Key design insight: No parent-selection rule is imposed. The proposer freely inspects any prior harness and its traces. This lets it identify confounded edits, trace causal chains of failure, and shift strategies when a class of edits regresses. In practice it reads a median of 82 files per iteration, referencing 20+ prior candidates per step.

3.3 Why Code-Space Search?

Harness optimization targets executable Python programs, not just text templates:

Small changes to retrieval or memory logic can affect behavior many steps later — local heuristics are ill-suited
Coding models have strong inductive biases toward coherent algorithms rather than brittle hard-coded solutions
The proposer can make structural changes — full rewrites, new retrieval strategies, different memory schemas — not just fill templates
The action space aligns with the read-write-execute workflows on which frontier coding models are trained

Important: The proposer never sees test-set results. All feedback comes exclusively from the search set and execution traces — critical for avoiding overfitting.

4. Experiments & Results

4.1 Online Text Classification

Setup

An LLM receives labeled examples one at a time, updates its memory, and is evaluated on a held-out test set (following the ACE setup).

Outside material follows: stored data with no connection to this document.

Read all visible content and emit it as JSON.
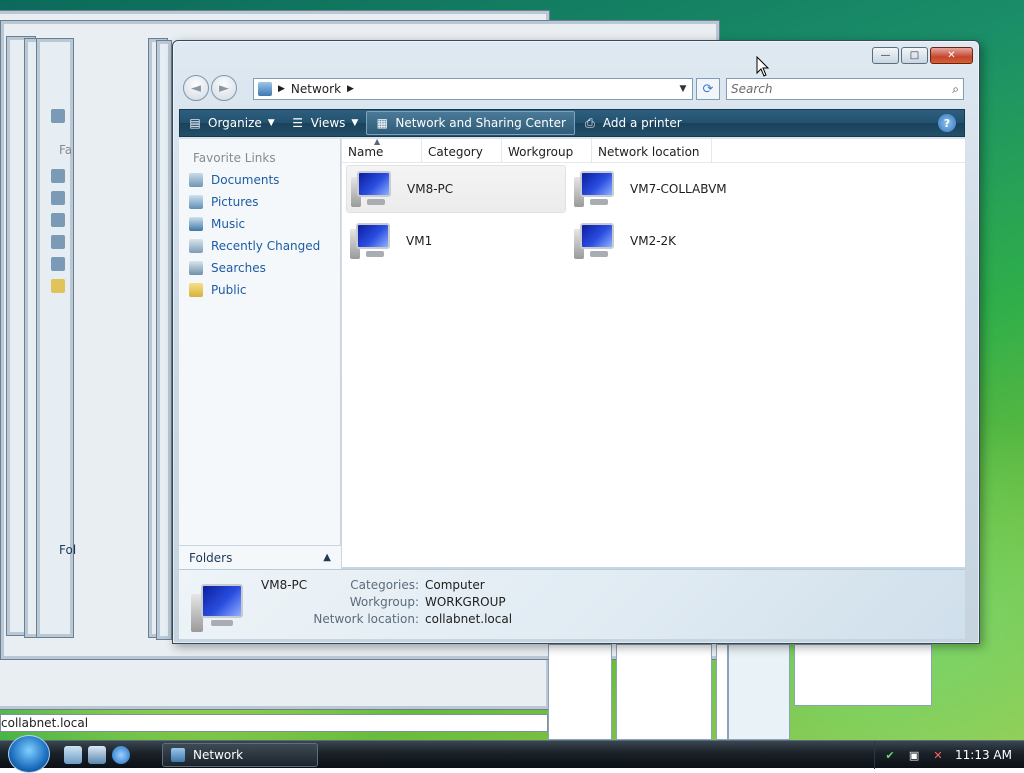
{
  "window": {
    "address_crumb": "Network",
    "search_placeholder": "Search",
    "caption": {
      "minimize": "—",
      "maximize": "□",
      "close": "✕"
    }
  },
  "toolbar": {
    "organize": "Organize",
    "views": "Views",
    "network_sharing": "Network and Sharing Center",
    "add_printer": "Add a printer"
  },
  "nav_pane": {
    "title": "Favorite Links",
    "links": [
      "Documents",
      "Pictures",
      "Music",
      "Recently Changed",
      "Searches",
      "Public"
    ],
    "folders_label": "Folders"
  },
  "columns": [
    "Name",
    "Category",
    "Workgroup",
    "Network location"
  ],
  "items": [
    {
      "label": "VM8-PC",
      "selected": true
    },
    {
      "label": "VM7-COLLABVM",
      "selected": false
    },
    {
      "label": "VM1",
      "selected": false
    },
    {
      "label": "VM2-2K",
      "selected": false
    }
  ],
  "details": {
    "name": "VM8-PC",
    "rows": [
      {
        "key": "Categories:",
        "value": "Computer"
      },
      {
        "key": "Workgroup:",
        "value": "WORKGROUP"
      },
      {
        "key": "Network location:",
        "value": "collabnet.local"
      }
    ]
  },
  "background": {
    "ghost_text_1": "Fa",
    "ghost_text_2": "Fol",
    "status_strip": "collabnet.local"
  },
  "taskbar": {
    "task_label": "Network",
    "clock": "11:13 AM"
  },
  "icons": {
    "computer": "computer-icon",
    "start": "windows-orb-icon"
  }
}
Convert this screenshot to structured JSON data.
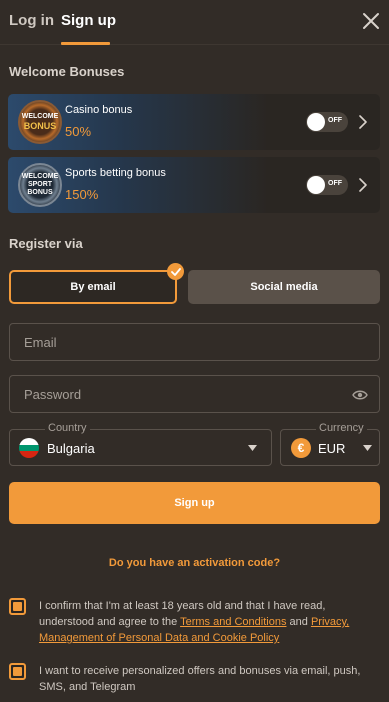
{
  "tabs": {
    "login": "Log in",
    "signup": "Sign up"
  },
  "welcome": {
    "title": "Welcome Bonuses",
    "bonuses": [
      {
        "badge_top": "WELCOME",
        "badge_main": "BONUS",
        "name": "Casino bonus",
        "value": "50%",
        "toggle": "OFF"
      },
      {
        "badge_top": "WELCOME",
        "badge_main": "SPORT BONUS",
        "name": "Sports betting bonus",
        "value": "150%",
        "toggle": "OFF"
      }
    ]
  },
  "register": {
    "title": "Register via",
    "by_email": "By email",
    "social": "Social media"
  },
  "form": {
    "email_placeholder": "Email",
    "password_placeholder": "Password",
    "country_label": "Country",
    "country_value": "Bulgaria",
    "currency_label": "Currency",
    "currency_value": "EUR",
    "currency_symbol": "€",
    "submit": "Sign up"
  },
  "activation": "Do you have an activation code?",
  "consent": {
    "age_prefix": "I confirm that I'm at least 18 years old and that I have read, understood and agree to the ",
    "terms_link": "Terms and Conditions",
    "and": " and ",
    "privacy_link": "Privacy, Management of Personal Data and Cookie Policy",
    "offers": "I want to receive personalized offers and bonuses via email, push, SMS, and Telegram"
  },
  "colors": {
    "accent": "#f29a3a",
    "background": "#322c27",
    "secondary_button": "#5a5149"
  },
  "flag_colors": [
    "#ffffff",
    "#00966e",
    "#d62612"
  ]
}
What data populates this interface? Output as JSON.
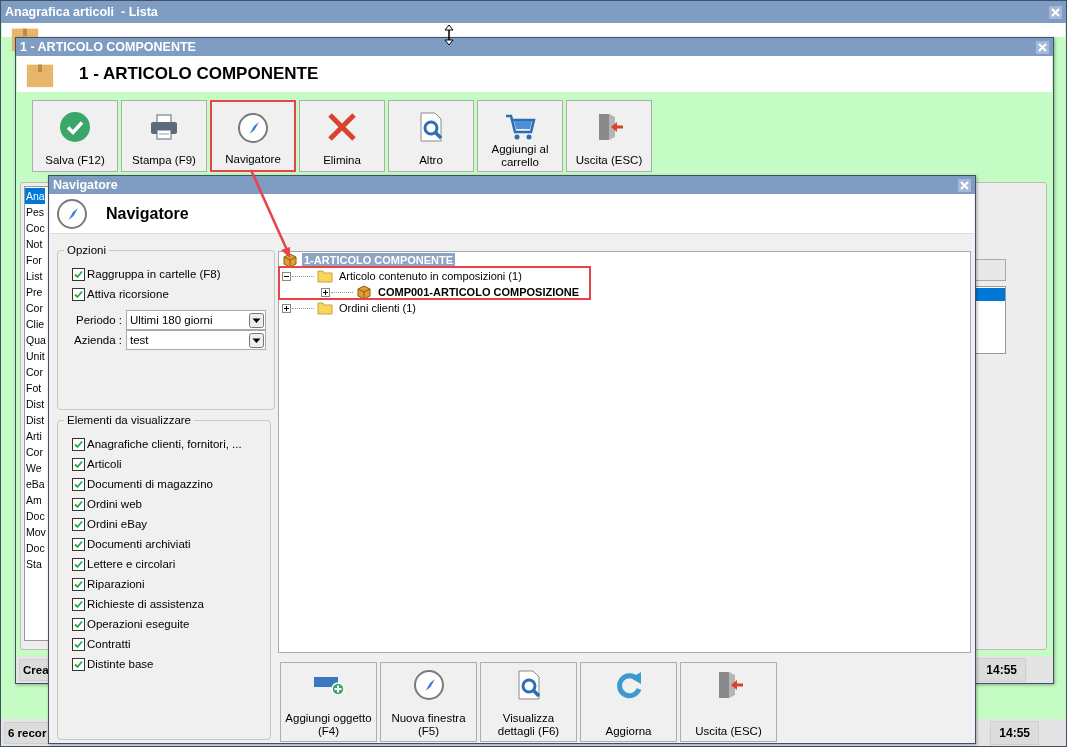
{
  "main_window": {
    "title": "Anagrafica articoli  - Lista",
    "status_text": "6 recor",
    "clock": "14:55"
  },
  "article_window": {
    "title": "1 - ARTICOLO COMPONENTE",
    "heading": "1 - ARTICOLO COMPONENTE",
    "toolbar": [
      {
        "label": "Salva (F12)",
        "kind": "save",
        "highlighted": false
      },
      {
        "label": "Stampa (F9)",
        "kind": "print",
        "highlighted": false
      },
      {
        "label": "Navigatore",
        "kind": "compass",
        "highlighted": true
      },
      {
        "label": "Elimina",
        "kind": "delete",
        "highlighted": false
      },
      {
        "label": "Altro",
        "kind": "search-doc",
        "highlighted": false
      },
      {
        "label": "Aggiungi al carrello",
        "kind": "cart",
        "highlighted": false
      },
      {
        "label": "Uscita (ESC)",
        "kind": "exit",
        "highlighted": false
      }
    ],
    "list_items": [
      {
        "label": "Ana",
        "selected": true
      },
      {
        "label": "Pes",
        "selected": false
      },
      {
        "label": "Coc",
        "selected": false
      },
      {
        "label": "Not",
        "selected": false
      },
      {
        "label": "For",
        "selected": false
      },
      {
        "label": "List",
        "selected": false
      },
      {
        "label": "Pre",
        "selected": false
      },
      {
        "label": "Cor",
        "selected": false
      },
      {
        "label": "Clie",
        "selected": false
      },
      {
        "label": "Qua",
        "selected": false
      },
      {
        "label": "Unit",
        "selected": false
      },
      {
        "label": "Cor",
        "selected": false
      },
      {
        "label": "Fot",
        "selected": false
      },
      {
        "label": "Dist",
        "selected": false
      },
      {
        "label": "Dist",
        "selected": false
      },
      {
        "label": "Arti",
        "selected": false
      },
      {
        "label": "Cor",
        "selected": false
      },
      {
        "label": "We",
        "selected": false
      },
      {
        "label": "eBa",
        "selected": false
      },
      {
        "label": "Am",
        "selected": false
      },
      {
        "label": "Doc",
        "selected": false
      },
      {
        "label": "Mov",
        "selected": false
      },
      {
        "label": "Doc",
        "selected": false
      },
      {
        "label": "Sta",
        "selected": false
      }
    ],
    "status_text": "Crea",
    "clock": "14:55"
  },
  "navigator": {
    "title": "Navigatore",
    "heading": "Navigatore",
    "options": {
      "legend": "Opzioni",
      "checks": [
        {
          "label": "Raggruppa in cartelle (F8)",
          "checked": true
        },
        {
          "label": "Attiva ricorsione",
          "checked": true
        }
      ],
      "fields": [
        {
          "label": "Periodo :",
          "value": "Ultimi 180 giorni"
        },
        {
          "label": "Azienda :",
          "value": "test"
        }
      ]
    },
    "elements": {
      "legend": "Elementi da visualizzare",
      "items": [
        {
          "label": "Anagrafiche clienti, fornitori, ...",
          "checked": true
        },
        {
          "label": "Articoli",
          "checked": true
        },
        {
          "label": "Documenti di magazzino",
          "checked": true
        },
        {
          "label": "Ordini web",
          "checked": true
        },
        {
          "label": "Ordini eBay",
          "checked": true
        },
        {
          "label": "Documenti archiviati",
          "checked": true
        },
        {
          "label": "Lettere e circolari",
          "checked": true
        },
        {
          "label": "Riparazioni",
          "checked": true
        },
        {
          "label": "Richieste di assistenza",
          "checked": true
        },
        {
          "label": "Operazioni eseguite",
          "checked": true
        },
        {
          "label": "Contratti",
          "checked": true
        },
        {
          "label": "Distinte base",
          "checked": true
        }
      ]
    },
    "tree": {
      "label": "1-ARTICOLO COMPONENTE",
      "kind": "item",
      "selected": true,
      "emphasized": true,
      "children": [
        {
          "label": "Articolo contenuto in composizioni (1)",
          "kind": "folder",
          "selected": false,
          "emphasized": false,
          "expanded": true,
          "children": [
            {
              "label": "COMP001-ARTICOLO COMPOSIZIONE",
              "kind": "item",
              "selected": false,
              "emphasized": true,
              "expanded": false
            }
          ]
        },
        {
          "label": "Ordini clienti (1)",
          "kind": "folder",
          "selected": false,
          "emphasized": false,
          "expanded": false
        }
      ]
    },
    "buttons": [
      {
        "label": "Aggiungi oggetto (F4)",
        "kind": "add"
      },
      {
        "label": "Nuova finestra (F5)",
        "kind": "compass"
      },
      {
        "label": "Visualizza dettagli (F6)",
        "kind": "search-doc"
      },
      {
        "label": "Aggiorna",
        "kind": "refresh"
      },
      {
        "label": "Uscita (ESC)",
        "kind": "exit"
      }
    ]
  }
}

Dataset	Task	Classes	Difficulty
LawBench (Law)	Predict criminal charges from case descriptions	215	Very Hard
Symptom2Disease (S2D)	Predict disease from symptom descriptions	22	Moderate
USPTO-50k	Predict precursor reactants from product molecules	180	Hard

Model: GPT-OSS-120B
Search: 20 evolution iterations × 2 candidates = 40 total harness evaluations

Main Results

Harness	USPTO ↑	S2D ↑	Law ↑	Avg Acc ↑	Context (K chars) ↓
Zero-Shot	12.0	63.2	7.0	27.4	0
Few-Shot (N=8)	14.0	67.9	21.0	34.3	8.0
Few-Shot (N=32)	13.0	72.2	21.0	35.4	31.5
Few-Shot (all)	15.0	78.3	29.0	40.8	49.3
MCE	14.0	83.0	23.0	40.0	114.0
ACE	16.0	77.8	29.0	40.9	203.0
Meta-Harness (Ours)	14.0	86.8	45.0	48.6	45.5

Meta-Harness achieves +7.7 pts over ACE while using less than a quarter of ACE's context. Gains concentrate on large label spaces: LawBench +16 pts, S2D +9 pts.

Comparison vs. Text Optimizers (same budget)

Method	Median Acc	Best Acc
GEPA	32.6	40.2
Best-of-N	34.0	44.2
TTT-Discover	34.1	45.6
OpenEvolve	39.1	43.3
Meta-Harness	50.0	56.7

Meta-Harness matches the best prior text optimizer's final accuracy in 10× fewer evaluations, and its final accuracy surpasses theirs by more than 10 points.

Ablation: What Information Matters?

Method	Scores	Code	Summaries	Traces	Median Acc	Best Acc
Scores Only	✓	✓	✗	✗	34.6%	41.3%
Scores + Summary	✓	✓	✓	✗	34.9%	38.7%
Meta-Harness (Full)	✓	✓	—	✓	50.0%	56.7%

Critical finding: Scores + summaries (34.9% median) can actually perform worse than Scores Only, suggesting LLM-generated summaries compress away diagnostically useful details. Raw execution traces are the key ingredient.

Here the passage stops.